From the gallery came sounds of calamity and then a mongrel dog shot out and collided with the table, glancing off it and under the curtain in his haste to gain the outside world. A second later the cook, his face fiendish, grasping a huge knife, followed the dog out on the plain. Those eating sprang to their feet and streamed after the cook, yelling encouragement to their favorite.

“Go it, Old Woman!” “’Ray for Cookie!” “Beat him out, Lightning!” and other expressions met Blake as he came up from the corral.

“Cook got ’em again?” he asked, elbowing his way into the house. “I told you to keep liquor away from him.”

“’Tain’t liquor this time; it’s th’ kioodle,” replied Docile Thomas as he led the way back to the table. “Him an’ th’ dog don’t mix extra well.”

Blake swept aside the blanket and saw The Orphan standing by the window and laughing. Turning, he disappeared into the gallery and soon returned with a tin plate, a steel knife, a tin cup and the coffee pot.

“Sit down–good Lord, they would let a man starve,” he said, roughly clearing a place at the table for the new arrival. “I don’t know how you feel,” he continued, “but I’m so all-fired hungry that I don’t know whether it’s my back or stomach that hurts. Take some beef and throw those potatoes down this way. Here, have some slush,” filling The Orphan’s cup with coffee. “This ain’t like the coffee the sheriff drinks, but it is just a little bit better than nothing. You see, Cook’s all right, only he can’t cook, never could and never will. But he’s a whole lot better than a sailor I once suffered under.”

“What’s the matter between you and Lightning, Lee?” asked Bud as the cook passed by the table on his way to the shack.

“Wouldn’t he drink yore slush? I allus said some dogs was smart,” laughed Jack Lawson.

Lee’s smile was bland. “Scalpee th’ dlog,” he asserted as he disappeared. “No dlamn good!” wafted from the gallery.

“Say, Humble,” said Silent Allen in an aggrieved tone, “the beef will wag its tail some night if you don’t shoot that cur!”

“That’s right!” endorsed Jack. “I’ll shoot him for a dollar,” he added hopefully. “The boys will all chip in to make up the purse and it won’t cost you a cent, not even a cartridge.”

“Anybody that don’t like that setter can move,” responded Humble with decision. “He’s a O. K. dog, that’s what he is,” he added loyally.

“Well, he’s a setter, all right,” laughed Silent. “He ain’t good for nothing else but to set around all day in the shade and chew hisself up.”
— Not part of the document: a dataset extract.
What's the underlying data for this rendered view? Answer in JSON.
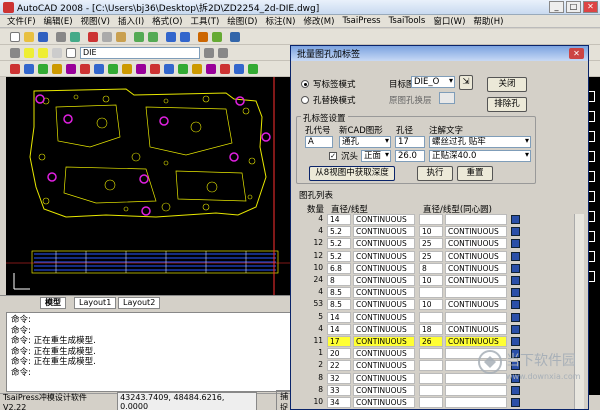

“He ain’t, ain’t he?” cried Humble, delaying the morsel on his fork in mid-air. “You ought to see him a-chasing coyotes!”
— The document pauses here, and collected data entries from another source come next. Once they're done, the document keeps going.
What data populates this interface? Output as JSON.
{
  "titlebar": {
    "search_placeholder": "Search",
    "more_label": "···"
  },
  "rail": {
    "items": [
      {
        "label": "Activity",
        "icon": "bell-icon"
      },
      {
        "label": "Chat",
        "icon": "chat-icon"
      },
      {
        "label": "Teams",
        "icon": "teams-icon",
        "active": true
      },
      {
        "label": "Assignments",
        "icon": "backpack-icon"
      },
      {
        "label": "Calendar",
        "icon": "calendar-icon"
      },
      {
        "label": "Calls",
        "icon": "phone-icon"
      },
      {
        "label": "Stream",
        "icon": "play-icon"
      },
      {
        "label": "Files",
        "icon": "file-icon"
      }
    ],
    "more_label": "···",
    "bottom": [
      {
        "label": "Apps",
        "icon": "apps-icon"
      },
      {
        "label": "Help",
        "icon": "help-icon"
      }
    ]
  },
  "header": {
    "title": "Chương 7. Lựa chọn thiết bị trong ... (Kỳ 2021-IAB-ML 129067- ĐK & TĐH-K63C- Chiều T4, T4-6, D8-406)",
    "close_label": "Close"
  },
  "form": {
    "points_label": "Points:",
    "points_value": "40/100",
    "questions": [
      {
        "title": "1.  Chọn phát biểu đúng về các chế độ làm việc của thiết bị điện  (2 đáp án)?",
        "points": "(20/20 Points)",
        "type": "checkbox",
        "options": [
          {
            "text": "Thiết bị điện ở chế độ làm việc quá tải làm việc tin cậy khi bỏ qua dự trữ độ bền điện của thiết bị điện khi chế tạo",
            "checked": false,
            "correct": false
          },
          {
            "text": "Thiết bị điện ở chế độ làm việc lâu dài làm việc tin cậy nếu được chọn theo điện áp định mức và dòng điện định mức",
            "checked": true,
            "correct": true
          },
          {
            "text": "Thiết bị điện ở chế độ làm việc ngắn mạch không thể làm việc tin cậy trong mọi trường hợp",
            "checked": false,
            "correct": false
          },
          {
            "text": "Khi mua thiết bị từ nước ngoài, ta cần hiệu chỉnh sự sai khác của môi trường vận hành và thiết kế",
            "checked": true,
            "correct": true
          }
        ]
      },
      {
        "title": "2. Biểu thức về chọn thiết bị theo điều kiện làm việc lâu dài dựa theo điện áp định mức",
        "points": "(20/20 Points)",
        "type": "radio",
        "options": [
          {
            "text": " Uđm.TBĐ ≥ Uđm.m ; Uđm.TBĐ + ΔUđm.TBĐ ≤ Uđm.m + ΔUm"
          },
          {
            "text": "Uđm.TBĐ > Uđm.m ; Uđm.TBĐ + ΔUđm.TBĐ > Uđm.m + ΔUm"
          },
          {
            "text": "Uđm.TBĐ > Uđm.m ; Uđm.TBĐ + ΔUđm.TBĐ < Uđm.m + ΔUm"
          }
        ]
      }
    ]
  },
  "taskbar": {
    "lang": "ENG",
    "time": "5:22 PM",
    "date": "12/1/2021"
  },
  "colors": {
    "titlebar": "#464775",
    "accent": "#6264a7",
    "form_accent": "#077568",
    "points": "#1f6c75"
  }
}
“I did see him chasing coyotes, and that’s why I want you to have him killed,” replied Silent, grinning. “His feet are too big. Every time he shoves his hind feet between the front ones he throws hisself.”

“What did he ever catch except fleas and the mange?” asked Blake, winking at The Orphan, who was extremely busy burying his hunger.

“What did he ever catch!” indignantly cried Humble, dropping his fork. “You saw him catch that gray wolf over near the timber, and you can’t deny it, neither!”

“By George, he did!” exclaimed Blake seriously. “You’re right this time, Humble, he did. But he let go awful sudden. Besides, that gray wolf you’re talking about was a coyote, and he would have died of old age in another week if you hadn’t shot him to save the dog. And, what’s more, I never saw him chase anything since, not even rabbits.”

“He caught my boot one night,” remarked Charley Bailey, reflectively, “right plumb on his near eye. Oh, he’s a catcher, all right.”

“He’s so good he ought to be stuffed, then he could sit without having to move around catching boots and things,” said Jim. “Why don’t you have him stuffed, Humble?”

“Oh, yore a whole lot smart, now ain’t you?” blazed the persecuted puncher, glaring at his tormentors.

“He can’t catch his tail, Silent,” offered Bud. “I once saw him trying to do it for ten minutes–he looked like a pinwheel what we used to have when we were kids. Missed it every time, and all he got was a cheap drunk.”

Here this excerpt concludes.